Avec le plus faible taux de couverture 4G (45% du territoire / 80% de la pop) et une partie encore non négligeable de la 2G/3G en itinérance bridée, Free est donc pour des raisons techniques évidentes logiquement en-dessous. C’est l’inverse qui serait questionnable.

Le sujet fait parler, avec de nombreux tweets et articles à votre encontre…

On constate de nombreux amalgames maladroits entre 4GMARK PRO l’outil, sa version des stores, la campagne Arcep, le prestataire…

Le protocole est largement disponible et est très exhaustif. Il n’est pas difficile de trouver des informations, de consulter nos nombreux éclaircissements sur Twitter ou citer la réponse de Julie Moncorger dans une interview sur Zdnet.fr (ndlr : à lire ici).

On a un peu le sentiment que les utilisateurs critiques se trompent de conclusion. Plutôt que de voir qu’il y a un problème sur Free pour les possesseurs de Samsung/iPhone, l’idée défendue serait qu’une campagne avec un téléphone moins représentatif ou sur une Rom modifiée présenterait de meilleurs résultats. « Meilleurs » pour Free, mais pas de meilleure pertinence…

Pourquoi ces débats sont toujours virulents ?

C’est parfaitement logique et représentatif de ce que l’on observe au national chez l’opérateur Free. Des utilisateurs en zone dense et réseau propre sont satisfaits des bonnes performances et d’une offre intéressante. Des utilisateurs en zone d’itinérance (ou en marge) subissent des désagréments et crient parfois au scandale. Les deux ne se comprennent pas mais leurs perceptions sont sincères.

Il n’est pas anormal pour un utilisateur largement satisfait de ne pas comprendre cette conclusion nationale de l’ARCEP sur la qualité de service. La campagne couvre toutes les strates de populations et est une présentation pertinente de la performance au global en France. D’ailleurs, 4Gmark — avec l’énorme volume de crowdsourcing, ses partenariats avec les régions et départements, cumulés à ses propres drive-tests — propose aussi un échantillon très représentatif des Français.

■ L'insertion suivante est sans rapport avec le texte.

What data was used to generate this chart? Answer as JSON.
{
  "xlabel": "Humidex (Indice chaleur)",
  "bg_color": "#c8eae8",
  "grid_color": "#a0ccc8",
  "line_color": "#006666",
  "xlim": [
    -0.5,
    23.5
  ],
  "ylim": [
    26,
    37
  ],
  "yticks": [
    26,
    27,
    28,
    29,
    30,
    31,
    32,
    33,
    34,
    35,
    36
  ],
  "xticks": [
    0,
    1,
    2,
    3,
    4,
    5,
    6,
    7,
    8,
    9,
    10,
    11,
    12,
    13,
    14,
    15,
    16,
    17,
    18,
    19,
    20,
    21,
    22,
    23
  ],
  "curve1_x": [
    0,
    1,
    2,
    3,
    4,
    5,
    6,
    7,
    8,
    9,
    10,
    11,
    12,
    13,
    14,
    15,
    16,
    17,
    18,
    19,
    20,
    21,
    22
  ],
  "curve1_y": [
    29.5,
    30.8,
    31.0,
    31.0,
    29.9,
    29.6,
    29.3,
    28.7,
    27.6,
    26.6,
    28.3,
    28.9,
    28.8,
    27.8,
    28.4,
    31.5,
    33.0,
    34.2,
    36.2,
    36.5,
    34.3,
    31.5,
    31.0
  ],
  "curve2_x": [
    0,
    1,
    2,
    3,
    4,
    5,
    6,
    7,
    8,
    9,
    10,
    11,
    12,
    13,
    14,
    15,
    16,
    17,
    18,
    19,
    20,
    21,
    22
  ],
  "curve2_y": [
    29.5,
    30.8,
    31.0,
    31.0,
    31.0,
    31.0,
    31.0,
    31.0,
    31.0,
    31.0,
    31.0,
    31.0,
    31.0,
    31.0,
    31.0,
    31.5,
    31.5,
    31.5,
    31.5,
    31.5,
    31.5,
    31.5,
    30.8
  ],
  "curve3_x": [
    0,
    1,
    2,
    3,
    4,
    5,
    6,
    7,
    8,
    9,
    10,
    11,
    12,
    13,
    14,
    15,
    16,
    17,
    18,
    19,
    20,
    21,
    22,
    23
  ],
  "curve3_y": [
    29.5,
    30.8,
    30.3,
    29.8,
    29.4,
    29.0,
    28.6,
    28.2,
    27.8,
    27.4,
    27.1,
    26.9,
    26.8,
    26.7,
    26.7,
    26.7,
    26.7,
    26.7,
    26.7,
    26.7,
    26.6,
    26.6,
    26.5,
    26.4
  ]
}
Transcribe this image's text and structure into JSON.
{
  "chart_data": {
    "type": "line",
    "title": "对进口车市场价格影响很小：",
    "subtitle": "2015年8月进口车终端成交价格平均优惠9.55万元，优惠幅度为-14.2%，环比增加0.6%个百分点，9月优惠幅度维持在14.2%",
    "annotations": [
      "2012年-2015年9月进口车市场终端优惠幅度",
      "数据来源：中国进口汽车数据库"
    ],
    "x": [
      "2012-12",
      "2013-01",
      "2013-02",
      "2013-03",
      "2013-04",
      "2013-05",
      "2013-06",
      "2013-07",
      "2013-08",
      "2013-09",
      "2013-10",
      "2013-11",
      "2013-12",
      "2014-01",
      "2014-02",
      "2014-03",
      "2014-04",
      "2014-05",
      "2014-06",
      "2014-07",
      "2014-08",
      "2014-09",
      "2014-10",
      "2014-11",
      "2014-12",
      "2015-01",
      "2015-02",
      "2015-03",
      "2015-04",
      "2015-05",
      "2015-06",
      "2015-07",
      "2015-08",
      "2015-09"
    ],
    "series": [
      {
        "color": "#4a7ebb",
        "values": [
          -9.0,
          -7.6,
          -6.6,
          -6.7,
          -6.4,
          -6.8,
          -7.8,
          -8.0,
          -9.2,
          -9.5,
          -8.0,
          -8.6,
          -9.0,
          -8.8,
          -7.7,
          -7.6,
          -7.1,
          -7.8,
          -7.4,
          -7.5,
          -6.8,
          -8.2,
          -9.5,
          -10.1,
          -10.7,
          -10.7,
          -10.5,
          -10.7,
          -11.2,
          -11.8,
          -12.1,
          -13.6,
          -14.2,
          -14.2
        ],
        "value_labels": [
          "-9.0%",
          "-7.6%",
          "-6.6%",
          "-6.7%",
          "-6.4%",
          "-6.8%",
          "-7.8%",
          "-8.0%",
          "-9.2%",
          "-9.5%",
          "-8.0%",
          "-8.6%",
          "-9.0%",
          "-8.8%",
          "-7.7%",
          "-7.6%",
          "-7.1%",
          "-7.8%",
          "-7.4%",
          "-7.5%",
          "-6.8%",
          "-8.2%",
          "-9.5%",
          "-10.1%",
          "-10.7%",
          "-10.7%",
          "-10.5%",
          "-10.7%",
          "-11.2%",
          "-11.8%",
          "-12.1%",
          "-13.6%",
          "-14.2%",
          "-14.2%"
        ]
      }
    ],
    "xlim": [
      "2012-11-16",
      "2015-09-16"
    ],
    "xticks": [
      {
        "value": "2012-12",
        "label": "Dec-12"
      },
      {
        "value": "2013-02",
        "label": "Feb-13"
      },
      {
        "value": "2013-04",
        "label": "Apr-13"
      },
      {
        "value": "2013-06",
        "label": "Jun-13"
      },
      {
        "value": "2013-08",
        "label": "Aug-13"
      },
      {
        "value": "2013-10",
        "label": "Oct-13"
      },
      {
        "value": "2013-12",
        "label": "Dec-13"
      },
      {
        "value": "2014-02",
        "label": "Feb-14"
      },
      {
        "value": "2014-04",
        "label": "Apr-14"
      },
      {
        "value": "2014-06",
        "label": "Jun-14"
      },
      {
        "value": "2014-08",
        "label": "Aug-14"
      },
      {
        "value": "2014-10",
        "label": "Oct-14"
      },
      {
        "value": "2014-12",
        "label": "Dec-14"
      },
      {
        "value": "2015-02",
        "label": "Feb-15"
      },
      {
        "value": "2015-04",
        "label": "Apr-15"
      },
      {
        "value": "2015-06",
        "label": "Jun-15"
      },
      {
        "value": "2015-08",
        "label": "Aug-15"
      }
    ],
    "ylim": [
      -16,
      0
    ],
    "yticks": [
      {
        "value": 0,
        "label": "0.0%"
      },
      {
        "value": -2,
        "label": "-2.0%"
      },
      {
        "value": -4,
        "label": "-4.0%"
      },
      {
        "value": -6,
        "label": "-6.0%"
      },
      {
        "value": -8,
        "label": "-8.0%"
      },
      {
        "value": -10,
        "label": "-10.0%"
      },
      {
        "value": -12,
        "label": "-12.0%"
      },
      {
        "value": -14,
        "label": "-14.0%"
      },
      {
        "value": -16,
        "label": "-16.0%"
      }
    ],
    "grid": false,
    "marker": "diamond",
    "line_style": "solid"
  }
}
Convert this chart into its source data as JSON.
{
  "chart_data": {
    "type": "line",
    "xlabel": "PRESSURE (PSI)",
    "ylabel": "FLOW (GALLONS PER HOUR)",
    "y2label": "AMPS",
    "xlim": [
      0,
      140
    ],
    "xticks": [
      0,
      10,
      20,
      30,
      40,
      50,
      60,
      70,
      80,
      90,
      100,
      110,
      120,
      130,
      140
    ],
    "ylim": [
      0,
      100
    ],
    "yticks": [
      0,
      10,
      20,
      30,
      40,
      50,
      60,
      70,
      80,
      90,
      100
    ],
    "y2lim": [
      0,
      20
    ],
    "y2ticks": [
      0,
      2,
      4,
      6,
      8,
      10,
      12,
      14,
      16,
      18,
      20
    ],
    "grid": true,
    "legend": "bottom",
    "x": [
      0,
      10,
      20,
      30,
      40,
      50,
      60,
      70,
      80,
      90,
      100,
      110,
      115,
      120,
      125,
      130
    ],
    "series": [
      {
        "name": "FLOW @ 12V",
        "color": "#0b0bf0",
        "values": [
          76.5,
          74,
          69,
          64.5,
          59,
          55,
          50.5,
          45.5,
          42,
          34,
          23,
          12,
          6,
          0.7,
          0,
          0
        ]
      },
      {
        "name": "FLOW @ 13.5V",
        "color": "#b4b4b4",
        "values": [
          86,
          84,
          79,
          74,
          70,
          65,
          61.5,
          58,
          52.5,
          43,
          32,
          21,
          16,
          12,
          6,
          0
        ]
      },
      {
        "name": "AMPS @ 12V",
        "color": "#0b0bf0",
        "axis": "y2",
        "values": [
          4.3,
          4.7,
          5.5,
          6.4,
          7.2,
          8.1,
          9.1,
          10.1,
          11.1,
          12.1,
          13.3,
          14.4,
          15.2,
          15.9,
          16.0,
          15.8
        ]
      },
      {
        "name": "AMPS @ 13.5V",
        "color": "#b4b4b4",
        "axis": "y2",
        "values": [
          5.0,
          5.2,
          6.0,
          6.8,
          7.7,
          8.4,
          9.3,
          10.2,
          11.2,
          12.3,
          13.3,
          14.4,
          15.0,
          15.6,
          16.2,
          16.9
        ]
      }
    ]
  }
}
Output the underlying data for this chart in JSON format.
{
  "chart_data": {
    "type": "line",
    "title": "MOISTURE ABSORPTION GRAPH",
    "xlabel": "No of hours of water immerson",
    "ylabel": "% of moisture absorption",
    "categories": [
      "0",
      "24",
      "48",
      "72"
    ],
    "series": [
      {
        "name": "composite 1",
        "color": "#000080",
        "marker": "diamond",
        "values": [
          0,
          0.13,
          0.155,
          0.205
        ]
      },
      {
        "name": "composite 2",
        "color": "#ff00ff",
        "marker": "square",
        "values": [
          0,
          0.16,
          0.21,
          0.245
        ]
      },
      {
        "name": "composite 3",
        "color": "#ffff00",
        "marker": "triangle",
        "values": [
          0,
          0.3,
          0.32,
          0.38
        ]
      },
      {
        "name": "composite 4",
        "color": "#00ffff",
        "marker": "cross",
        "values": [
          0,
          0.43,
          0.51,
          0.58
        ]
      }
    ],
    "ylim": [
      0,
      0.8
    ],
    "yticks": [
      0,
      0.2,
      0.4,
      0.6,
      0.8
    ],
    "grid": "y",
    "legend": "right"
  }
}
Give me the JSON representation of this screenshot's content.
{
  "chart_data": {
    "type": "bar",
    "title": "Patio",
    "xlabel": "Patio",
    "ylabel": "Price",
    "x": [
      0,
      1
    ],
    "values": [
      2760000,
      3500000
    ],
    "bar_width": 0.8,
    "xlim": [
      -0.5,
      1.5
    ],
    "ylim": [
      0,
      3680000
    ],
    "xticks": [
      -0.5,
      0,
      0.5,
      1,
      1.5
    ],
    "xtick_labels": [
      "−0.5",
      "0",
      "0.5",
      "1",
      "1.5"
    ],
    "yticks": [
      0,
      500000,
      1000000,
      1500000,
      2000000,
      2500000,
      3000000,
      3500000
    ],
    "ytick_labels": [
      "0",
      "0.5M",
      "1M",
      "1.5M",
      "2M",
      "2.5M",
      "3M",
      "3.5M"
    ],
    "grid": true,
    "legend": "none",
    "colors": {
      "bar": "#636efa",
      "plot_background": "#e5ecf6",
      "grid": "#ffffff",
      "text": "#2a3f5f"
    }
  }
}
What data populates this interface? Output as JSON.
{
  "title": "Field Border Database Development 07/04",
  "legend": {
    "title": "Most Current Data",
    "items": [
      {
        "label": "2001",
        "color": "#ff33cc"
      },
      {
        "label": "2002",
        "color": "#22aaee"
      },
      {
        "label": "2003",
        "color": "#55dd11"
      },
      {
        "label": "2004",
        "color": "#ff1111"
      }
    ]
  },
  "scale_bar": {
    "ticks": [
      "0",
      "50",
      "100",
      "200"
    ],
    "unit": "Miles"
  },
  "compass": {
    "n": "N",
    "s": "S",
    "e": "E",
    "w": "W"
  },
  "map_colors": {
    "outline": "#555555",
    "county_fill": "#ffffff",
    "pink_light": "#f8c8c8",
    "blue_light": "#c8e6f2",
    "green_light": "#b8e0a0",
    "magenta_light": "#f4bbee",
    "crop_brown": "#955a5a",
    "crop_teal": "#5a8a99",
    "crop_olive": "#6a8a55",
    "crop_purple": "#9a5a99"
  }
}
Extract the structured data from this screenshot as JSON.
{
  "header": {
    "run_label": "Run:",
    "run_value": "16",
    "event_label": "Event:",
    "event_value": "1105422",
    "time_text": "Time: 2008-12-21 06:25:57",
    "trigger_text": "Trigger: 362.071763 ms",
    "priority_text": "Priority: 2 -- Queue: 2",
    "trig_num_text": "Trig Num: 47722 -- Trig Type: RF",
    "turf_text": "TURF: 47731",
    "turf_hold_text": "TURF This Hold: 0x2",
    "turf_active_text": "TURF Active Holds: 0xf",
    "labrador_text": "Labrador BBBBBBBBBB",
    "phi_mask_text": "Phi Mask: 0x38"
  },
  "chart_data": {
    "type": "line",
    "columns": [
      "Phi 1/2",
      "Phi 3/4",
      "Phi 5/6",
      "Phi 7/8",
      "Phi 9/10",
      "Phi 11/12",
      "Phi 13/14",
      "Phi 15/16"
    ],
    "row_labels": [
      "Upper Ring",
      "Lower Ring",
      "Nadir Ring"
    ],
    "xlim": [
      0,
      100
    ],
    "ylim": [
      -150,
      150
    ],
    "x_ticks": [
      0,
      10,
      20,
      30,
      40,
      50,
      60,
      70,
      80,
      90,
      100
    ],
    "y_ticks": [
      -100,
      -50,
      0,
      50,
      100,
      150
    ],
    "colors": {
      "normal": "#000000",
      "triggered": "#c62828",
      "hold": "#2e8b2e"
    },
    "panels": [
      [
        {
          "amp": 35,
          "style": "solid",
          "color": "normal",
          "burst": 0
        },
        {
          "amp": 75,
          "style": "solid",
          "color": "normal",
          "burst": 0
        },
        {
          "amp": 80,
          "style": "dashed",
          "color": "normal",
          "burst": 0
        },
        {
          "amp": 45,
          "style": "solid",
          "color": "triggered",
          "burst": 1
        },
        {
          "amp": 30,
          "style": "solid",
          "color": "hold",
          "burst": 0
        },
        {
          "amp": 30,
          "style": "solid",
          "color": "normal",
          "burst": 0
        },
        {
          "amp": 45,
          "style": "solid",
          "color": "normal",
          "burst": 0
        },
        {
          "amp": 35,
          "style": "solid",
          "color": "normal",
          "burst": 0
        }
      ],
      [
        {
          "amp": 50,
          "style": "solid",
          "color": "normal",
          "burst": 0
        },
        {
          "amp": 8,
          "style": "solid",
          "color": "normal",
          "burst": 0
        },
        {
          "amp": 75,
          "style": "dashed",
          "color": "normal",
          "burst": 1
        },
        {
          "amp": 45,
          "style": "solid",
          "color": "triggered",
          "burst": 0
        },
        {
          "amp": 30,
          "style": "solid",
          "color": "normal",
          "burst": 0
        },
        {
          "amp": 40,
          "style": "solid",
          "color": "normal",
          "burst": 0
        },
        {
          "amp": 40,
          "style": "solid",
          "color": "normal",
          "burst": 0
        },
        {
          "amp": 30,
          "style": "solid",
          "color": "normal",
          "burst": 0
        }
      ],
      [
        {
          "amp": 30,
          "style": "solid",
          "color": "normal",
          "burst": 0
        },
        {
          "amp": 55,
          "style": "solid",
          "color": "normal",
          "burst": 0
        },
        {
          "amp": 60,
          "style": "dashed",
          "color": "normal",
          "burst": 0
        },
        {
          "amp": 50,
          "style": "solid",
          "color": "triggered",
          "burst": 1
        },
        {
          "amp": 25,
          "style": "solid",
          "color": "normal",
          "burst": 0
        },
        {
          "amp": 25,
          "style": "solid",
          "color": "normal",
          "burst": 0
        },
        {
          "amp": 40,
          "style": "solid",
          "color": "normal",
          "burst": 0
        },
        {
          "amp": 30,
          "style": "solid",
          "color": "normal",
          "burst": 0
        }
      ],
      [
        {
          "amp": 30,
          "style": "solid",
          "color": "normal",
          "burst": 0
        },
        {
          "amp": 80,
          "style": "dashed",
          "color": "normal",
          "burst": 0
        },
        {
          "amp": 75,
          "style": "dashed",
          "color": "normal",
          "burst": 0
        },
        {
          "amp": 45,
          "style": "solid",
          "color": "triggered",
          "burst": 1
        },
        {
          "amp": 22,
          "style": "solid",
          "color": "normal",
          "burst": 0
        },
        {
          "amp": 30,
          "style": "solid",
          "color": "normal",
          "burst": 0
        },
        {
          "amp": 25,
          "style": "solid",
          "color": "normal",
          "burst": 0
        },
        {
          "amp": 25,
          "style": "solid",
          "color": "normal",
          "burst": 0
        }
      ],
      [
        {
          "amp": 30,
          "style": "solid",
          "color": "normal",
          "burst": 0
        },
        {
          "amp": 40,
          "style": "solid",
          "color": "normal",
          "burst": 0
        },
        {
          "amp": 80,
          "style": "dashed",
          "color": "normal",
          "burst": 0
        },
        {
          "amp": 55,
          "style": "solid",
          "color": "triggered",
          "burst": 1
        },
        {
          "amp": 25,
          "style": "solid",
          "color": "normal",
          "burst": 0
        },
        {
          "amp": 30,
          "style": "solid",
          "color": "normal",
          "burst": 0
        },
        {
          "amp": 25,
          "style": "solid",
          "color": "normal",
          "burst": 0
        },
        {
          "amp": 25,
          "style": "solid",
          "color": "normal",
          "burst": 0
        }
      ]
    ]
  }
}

Le technophile/urbain habituel utilisateur des outils de speedtesting, bien moins.

Une conclusion ?

Aujourd’hui notre conclusion, et merci à Freenews de nous proposer d’aborder le sujet avec objectivité, c’est que Free a fort à gagner à traiter le sujet. Il n’en va pas uniquement de son classement à l’ARCEP, qui, on l’a déjà présenté dépend avant tout de sa couverture propre 3G et 4G. Il en va de sa politique de Qualité de service pour ses clients. Nous mesurons et dressons pour l’ARCEP et aussi avec nos baromètres un constat indiscutable. Free a la main sur la solution technique à apporter.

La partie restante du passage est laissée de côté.